Because the gas resistance is a somewhat arbitrary scale, it’s much harder to set the baseline. The approach that I took was to take 5 minutes of readings every second or so (assuming that there had been an at least 20 minute burn-in run the first time that the sensor was used) and assume that the first chunk of those 5 minutes worth of readings would be unreliable because it would still be stabilising. An average of the last 50 values taken (so the last minute or so of the 5 minutes) would be the 100% air quality baseline, i.e. adding 75% to the overall score. Let’s say that the baseline is set at 50,000 Ohms, for the sake of argument. A reading of 0 Ohms would then add 0% to the overall score, a reading of 50,000 Ohms would add 75%, a reading of 25,000 Ohms would add 36.5%, and so on… Any readings higher than 50,000 would still score 75%.
Problems with calculating indoor air quality
The first, and biggest issue, is that it’s a completely arbitrary thing. It’s like converting indoor air temperature to a fixed scale from 0 to 100%, it doesn’t make much sense, and is incredibly awkward to do. I mean, you could do something like saying that the optimal temperature is 21 degrees Celsius and it’s never going to go lower than 15 degrees or higher than 30 degrees, but they’re all assumptions.
No two people’s homes are the same, no two rooms within anyone’s home will be the same, and a particular room’s air quality will vary at different times of the day, on different days, and depending on outside variables like weather, traffic, and so on.
How should the air quality score be comprised?
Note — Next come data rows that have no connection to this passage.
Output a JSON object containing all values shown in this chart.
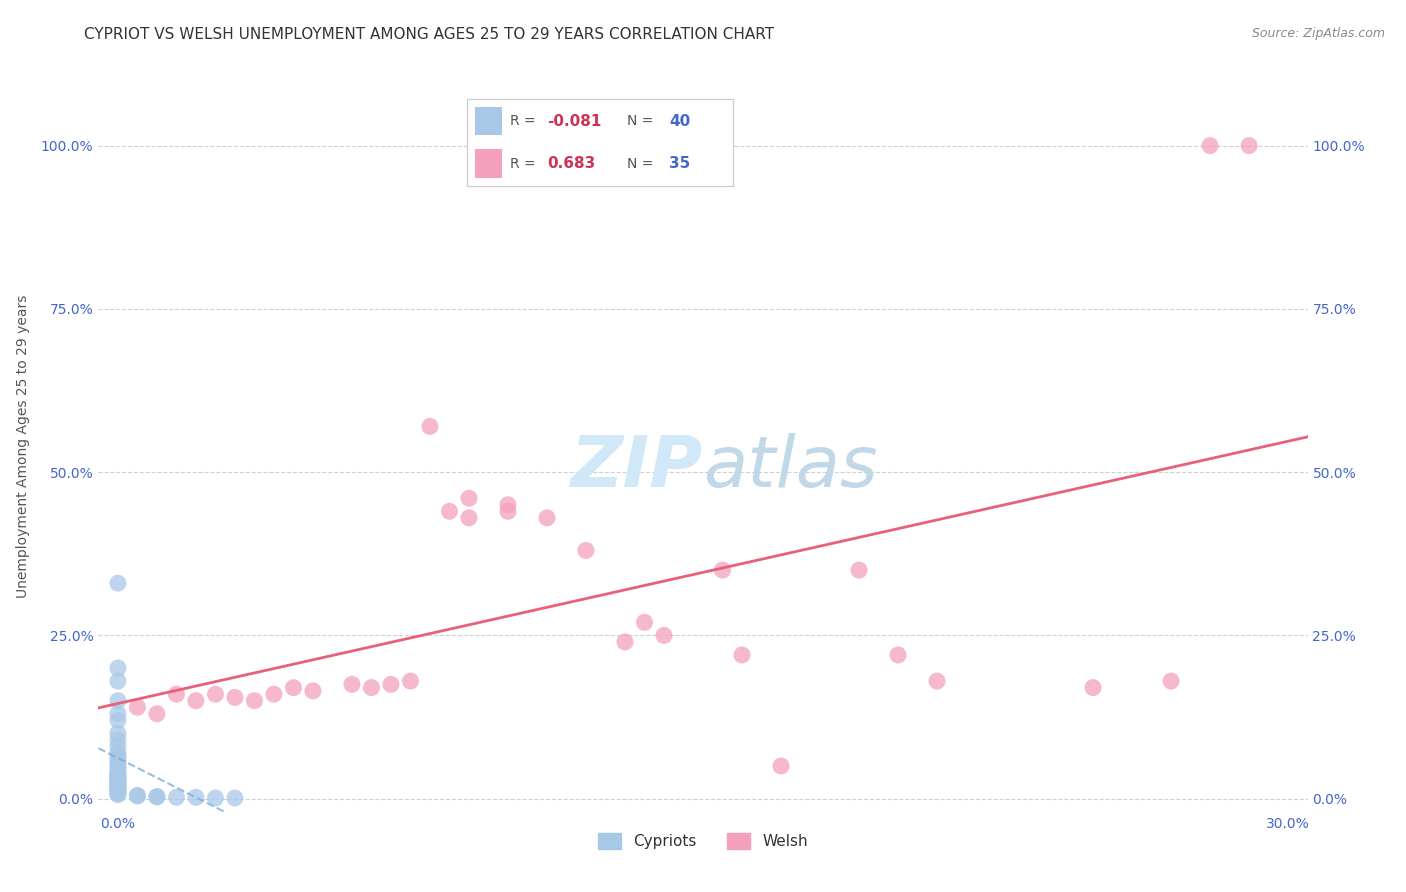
{
  "title": "CYPRIOT VS WELSH UNEMPLOYMENT AMONG AGES 25 TO 29 YEARS CORRELATION CHART",
  "source": "Source: ZipAtlas.com",
  "ylabel": "Unemployment Among Ages 25 to 29 years",
  "xlim": [
    0.0,
    0.3
  ],
  "ylim": [
    -0.02,
    1.1
  ],
  "ytick_labels": [
    "0.0%",
    "25.0%",
    "50.0%",
    "75.0%",
    "100.0%"
  ],
  "ytick_values": [
    0.0,
    0.25,
    0.5,
    0.75,
    1.0
  ],
  "right_ytick_labels": [
    "100.0%",
    "75.0%",
    "50.0%",
    "25.0%",
    "0.0%"
  ],
  "xtick_labels": [
    "0.0%",
    "30.0%"
  ],
  "xtick_values": [
    0.0,
    0.3
  ],
  "cypriot_color": "#a8c8e8",
  "welsh_color": "#f4a0bc",
  "cypriot_line_color": "#7ab0d8",
  "welsh_line_color": "#e8607a",
  "background_color": "#ffffff",
  "watermark_color": "#d0e8f8",
  "grid_color": "#d0d0d0",
  "axis_label_color": "#4466cc",
  "title_color": "#333333",
  "source_color": "#888888",
  "cypriot_scatter": [
    [
      0.0,
      0.33
    ],
    [
      0.0,
      0.2
    ],
    [
      0.0,
      0.18
    ],
    [
      0.0,
      0.15
    ],
    [
      0.0,
      0.13
    ],
    [
      0.0,
      0.12
    ],
    [
      0.0,
      0.1
    ],
    [
      0.0,
      0.09
    ],
    [
      0.0,
      0.08
    ],
    [
      0.0,
      0.07
    ],
    [
      0.0,
      0.065
    ],
    [
      0.0,
      0.06
    ],
    [
      0.0,
      0.055
    ],
    [
      0.0,
      0.05
    ],
    [
      0.0,
      0.045
    ],
    [
      0.0,
      0.04
    ],
    [
      0.0,
      0.038
    ],
    [
      0.0,
      0.035
    ],
    [
      0.0,
      0.032
    ],
    [
      0.0,
      0.03
    ],
    [
      0.0,
      0.028
    ],
    [
      0.0,
      0.026
    ],
    [
      0.0,
      0.024
    ],
    [
      0.0,
      0.022
    ],
    [
      0.0,
      0.02
    ],
    [
      0.0,
      0.018
    ],
    [
      0.0,
      0.016
    ],
    [
      0.0,
      0.014
    ],
    [
      0.0,
      0.012
    ],
    [
      0.0,
      0.01
    ],
    [
      0.0,
      0.008
    ],
    [
      0.0,
      0.006
    ],
    [
      0.005,
      0.005
    ],
    [
      0.005,
      0.004
    ],
    [
      0.01,
      0.003
    ],
    [
      0.01,
      0.003
    ],
    [
      0.015,
      0.002
    ],
    [
      0.02,
      0.002
    ],
    [
      0.025,
      0.001
    ],
    [
      0.03,
      0.001
    ]
  ],
  "welsh_scatter": [
    [
      0.005,
      0.14
    ],
    [
      0.01,
      0.13
    ],
    [
      0.015,
      0.16
    ],
    [
      0.02,
      0.15
    ],
    [
      0.025,
      0.16
    ],
    [
      0.03,
      0.155
    ],
    [
      0.035,
      0.15
    ],
    [
      0.04,
      0.16
    ],
    [
      0.045,
      0.17
    ],
    [
      0.05,
      0.165
    ],
    [
      0.06,
      0.175
    ],
    [
      0.065,
      0.17
    ],
    [
      0.07,
      0.175
    ],
    [
      0.075,
      0.18
    ],
    [
      0.08,
      0.57
    ],
    [
      0.085,
      0.44
    ],
    [
      0.09,
      0.46
    ],
    [
      0.09,
      0.43
    ],
    [
      0.1,
      0.44
    ],
    [
      0.1,
      0.45
    ],
    [
      0.11,
      0.43
    ],
    [
      0.12,
      0.38
    ],
    [
      0.13,
      0.24
    ],
    [
      0.135,
      0.27
    ],
    [
      0.14,
      0.25
    ],
    [
      0.155,
      0.35
    ],
    [
      0.16,
      0.22
    ],
    [
      0.17,
      0.05
    ],
    [
      0.19,
      0.35
    ],
    [
      0.2,
      0.22
    ],
    [
      0.21,
      0.18
    ],
    [
      0.25,
      0.17
    ],
    [
      0.27,
      0.18
    ],
    [
      0.28,
      1.0
    ],
    [
      0.29,
      1.0
    ]
  ],
  "title_fontsize": 11,
  "source_fontsize": 9,
  "axis_fontsize": 10,
  "tick_fontsize": 10
}
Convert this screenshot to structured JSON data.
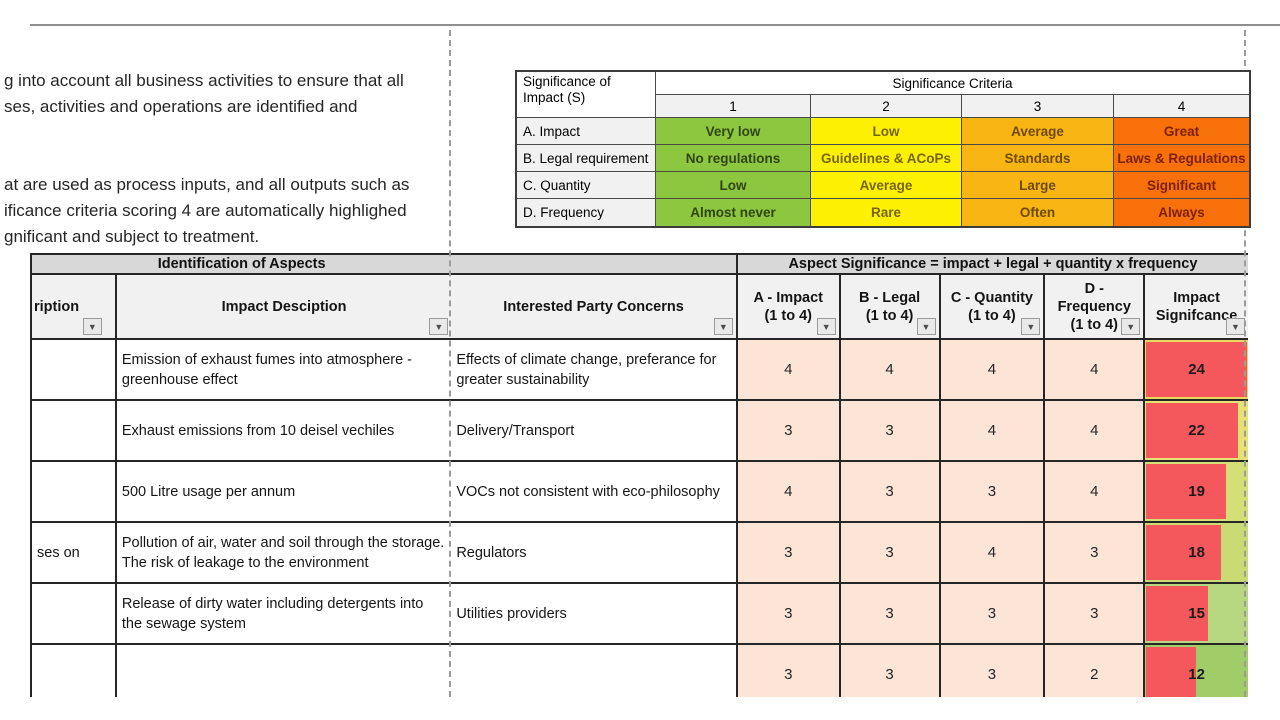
{
  "icons": {
    "filter_dropdown": "▼"
  },
  "intro_text": {
    "para1": [
      "g into account all business activities to ensure that all",
      "ses, activities and operations are identified and"
    ],
    "para2": [
      "at are used as process inputs, and all outputs such as",
      "ificance criteria scoring 4 are automatically highlighed",
      "gnificant and subject to treatment."
    ]
  },
  "criteria": {
    "corner_label_line1": "Significance of",
    "corner_label_line2": "Impact (S)",
    "title": "Significance Criteria",
    "score_headers": [
      "1",
      "2",
      "3",
      "4"
    ],
    "level_colors": [
      "#8dc63f",
      "#fdf000",
      "#f8b513",
      "#f8700a"
    ],
    "level_text_colors": [
      "#2f4612",
      "#76650a",
      "#6e4a03",
      "#7c2104"
    ],
    "rows": [
      {
        "label": "A. Impact",
        "cells": [
          "Very low",
          "Low",
          "Average",
          "Great"
        ]
      },
      {
        "label": "B. Legal requirement",
        "cells": [
          "No regulations",
          "Guidelines & ACoPs",
          "Standards",
          "Laws & Regulations"
        ]
      },
      {
        "label": "C. Quantity",
        "cells": [
          "Low",
          "Average",
          "Large",
          "Significant"
        ]
      },
      {
        "label": "D. Frequency",
        "cells": [
          "Almost never",
          "Rare",
          "Often",
          "Always"
        ]
      }
    ]
  },
  "main": {
    "group_left": "Identification of Aspects",
    "group_right": "Aspect Significance = impact + legal + quantity x  frequency",
    "col_headers": {
      "aspect_fragment": "ription",
      "impact": "Impact Desciption",
      "concerns": "Interested Party Concerns",
      "a_line1": "A - Impact",
      "a_line2": "(1 to 4)",
      "b_line1": "B - Legal",
      "b_line2": "(1 to 4)",
      "c_line1": "C - Quantity",
      "c_line2": "(1 to 4)",
      "d_line1": "D -",
      "d_line2": "Frequency",
      "d_line3": "(1 to 4)",
      "sig_line1": "Impact",
      "sig_line2": "Signifcance"
    },
    "bar_color": "#f4575c",
    "bar_max": 24,
    "rows": [
      {
        "aspect_fragment": "",
        "impact_description": "Emission of exhaust fumes into atmosphere - greenhouse effect",
        "concerns": "Effects of climate change, preferance for greater sustainability",
        "a": 4,
        "b": 4,
        "c": 4,
        "d": 4,
        "significance": 24,
        "sig_bg": "#ecd75e"
      },
      {
        "aspect_fragment": "",
        "impact_description": "Exhaust emissions from 10 deisel vechiles",
        "concerns": "Delivery/Transport",
        "a": 3,
        "b": 3,
        "c": 4,
        "d": 4,
        "significance": 22,
        "sig_bg": "#e8e173"
      },
      {
        "aspect_fragment": "",
        "impact_description": "500 Litre usage per annum",
        "concerns": "VOCs not consistent with eco-philosophy",
        "a": 4,
        "b": 3,
        "c": 3,
        "d": 4,
        "significance": 19,
        "sig_bg": "#d4df76"
      },
      {
        "aspect_fragment": "ses on",
        "impact_description": "Pollution of air, water and soil through the storage. The risk of leakage to the environment",
        "concerns": "Regulators",
        "a": 3,
        "b": 3,
        "c": 4,
        "d": 3,
        "significance": 18,
        "sig_bg": "#cbdb74"
      },
      {
        "aspect_fragment": "",
        "impact_description": "Release of dirty water including detergents into the sewage system",
        "concerns": "Utilities providers",
        "a": 3,
        "b": 3,
        "c": 3,
        "d": 3,
        "significance": 15,
        "sig_bg": "#b7d780"
      },
      {
        "aspect_fragment": "",
        "impact_description": "",
        "concerns": "",
        "a": 3,
        "b": 3,
        "c": 3,
        "d": 2,
        "significance": 12,
        "sig_bg": "#a0cd68"
      }
    ]
  }
}
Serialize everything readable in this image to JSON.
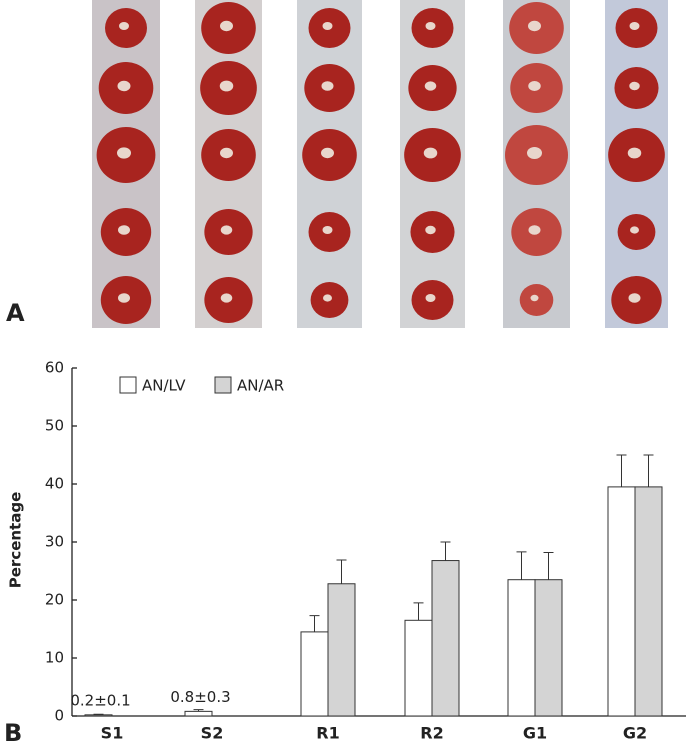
{
  "panels": {
    "a": "A",
    "b": "B"
  },
  "chart_data": {
    "type": "bar",
    "y_label": "Percentage",
    "categories": [
      "S1",
      "S2",
      "R1",
      "R2",
      "G1",
      "G2"
    ],
    "series": [
      {
        "name": "AN/LV",
        "color": "#ffffff",
        "values": [
          0.2,
          0.8,
          14.5,
          16.5,
          23.5,
          39.5
        ],
        "errors": [
          0.1,
          0.3,
          2.8,
          3.0,
          4.8,
          5.5
        ],
        "value_labels": [
          "0.2±0.1",
          "0.8±0.3",
          null,
          null,
          null,
          null
        ]
      },
      {
        "name": "AN/AR",
        "color": "#d4d4d4",
        "values": [
          null,
          null,
          22.8,
          26.8,
          23.5,
          39.5
        ],
        "errors": [
          null,
          null,
          4.1,
          3.2,
          4.7,
          5.5
        ]
      }
    ],
    "ylim": [
      0,
      60
    ],
    "yticks": [
      0,
      10,
      20,
      30,
      40,
      50,
      60
    ],
    "legend": "upper left"
  }
}
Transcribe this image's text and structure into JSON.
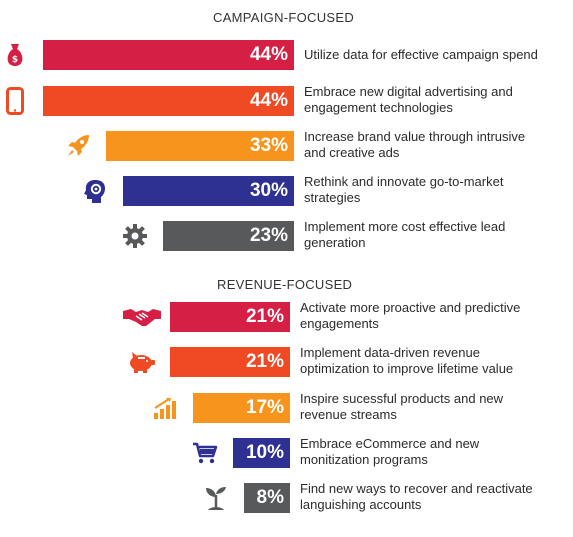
{
  "sections": [
    {
      "title": "CAMPAIGN-FOCUSED"
    },
    {
      "title": "REVENUE-FOCUSED"
    }
  ],
  "items": [
    {
      "value": "44%",
      "label": "Utilize data for effective campaign spend",
      "color": "#d61f45",
      "icon": "money-bag-icon",
      "section": 0
    },
    {
      "value": "44%",
      "label": "Embrace new digital advertising and\nengagement technologies",
      "color": "#ef4a23",
      "icon": "smartphone-icon",
      "section": 0
    },
    {
      "value": "33%",
      "label": "Increase brand value through intrusive\nand creative ads",
      "color": "#f7941d",
      "icon": "rocket-icon",
      "section": 0
    },
    {
      "value": "30%",
      "label": "Rethink and innovate go-to-market\nstrategies",
      "color": "#2e3192",
      "icon": "head-gear-icon",
      "section": 0
    },
    {
      "value": "23%",
      "label": "Implement more cost effective lead\ngeneration",
      "color": "#58595b",
      "icon": "gear-icon",
      "section": 0
    },
    {
      "value": "21%",
      "label": "Activate more proactive and predictive\nengagements",
      "color": "#d61f45",
      "icon": "handshake-icon",
      "section": 1
    },
    {
      "value": "21%",
      "label": "Implement data-driven revenue\noptimization to improve lifetime value",
      "color": "#ef4a23",
      "icon": "piggy-bank-icon",
      "section": 1
    },
    {
      "value": "17%",
      "label": "Inspire sucessful products and new\nrevenue streams",
      "color": "#f7941d",
      "icon": "growth-chart-icon",
      "section": 1
    },
    {
      "value": "10%",
      "label": "Embrace eCommerce and new\nmonitization programs",
      "color": "#2e3192",
      "icon": "shopping-cart-icon",
      "section": 1
    },
    {
      "value": "8%",
      "label": "Find new ways to recover and reactivate\nlanguishing accounts",
      "color": "#58595b",
      "icon": "sprout-icon",
      "section": 1
    }
  ],
  "chart_data": {
    "type": "bar",
    "groups": [
      {
        "title": "CAMPAIGN-FOCUSED",
        "categories": [
          "Utilize data for effective campaign spend",
          "Embrace new digital advertising and engagement technologies",
          "Increase brand value through intrusive and creative ads",
          "Rethink and innovate go-to-market strategies",
          "Implement more cost effective lead generation"
        ],
        "values": [
          44,
          44,
          33,
          30,
          23
        ]
      },
      {
        "title": "REVENUE-FOCUSED",
        "categories": [
          "Activate more proactive and predictive engagements",
          "Implement data-driven revenue optimization to improve lifetime value",
          "Inspire sucessful products and new revenue streams",
          "Embrace eCommerce and new monitization programs",
          "Find new ways to recover and reactivate languishing accounts"
        ],
        "values": [
          21,
          21,
          17,
          10,
          8
        ]
      }
    ],
    "orientation": "horizontal",
    "grid": false,
    "legend": "none"
  }
}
The 25/75% score that I came up with was completely arbitrary and probably not correct. I suppose to more correctly set that balance you would have to come up with a measure of the relative effects of humidity and VOCs on human health.
Ways in which my example could be improved
The baseline should probably change through time. In other words, if readings higher than the baseline are found for a period of time, then shift the baseline up to that new level.
To account for short transient spikes, a moving average might be a better way to score the air quality, to smooth out those spikes, although you lose a small amount of precision doing this.
Perhaps a nice way to set the baseline would be to take 5 minutes worth of readings in each room in your home and then use the aggregate of those readings to better set the baseline?
Other approaches
As humans, I think we like to assign numbers and scores to things, even if they’re things that don’t make sense when numbers are attached. We’re trying to turn something that is inherently qualitative into something quantitative.
The much easier, but perhaps less easy to interpret, way to do all of this is just to plot the raw resistance readings and humidity readings and then look at the trends and interpret falls and rises. For instance, you look at a day’s worth of readings and see that there was a rise in gas resistance readings when you came home in the evening and opened the bedroom window, or there was a rise in humidity during the night when you were lying in bed sweating and breathing, and so on… Less easy to instantly interpret, but probably more informative.
Perhaps the ultimate approach is to do both, and then compare the indoor air quality score through time to the raw readings and events, and see how much sense they make…?
Sorry for the long and rambling nature of that! I hope some of it might be useful though?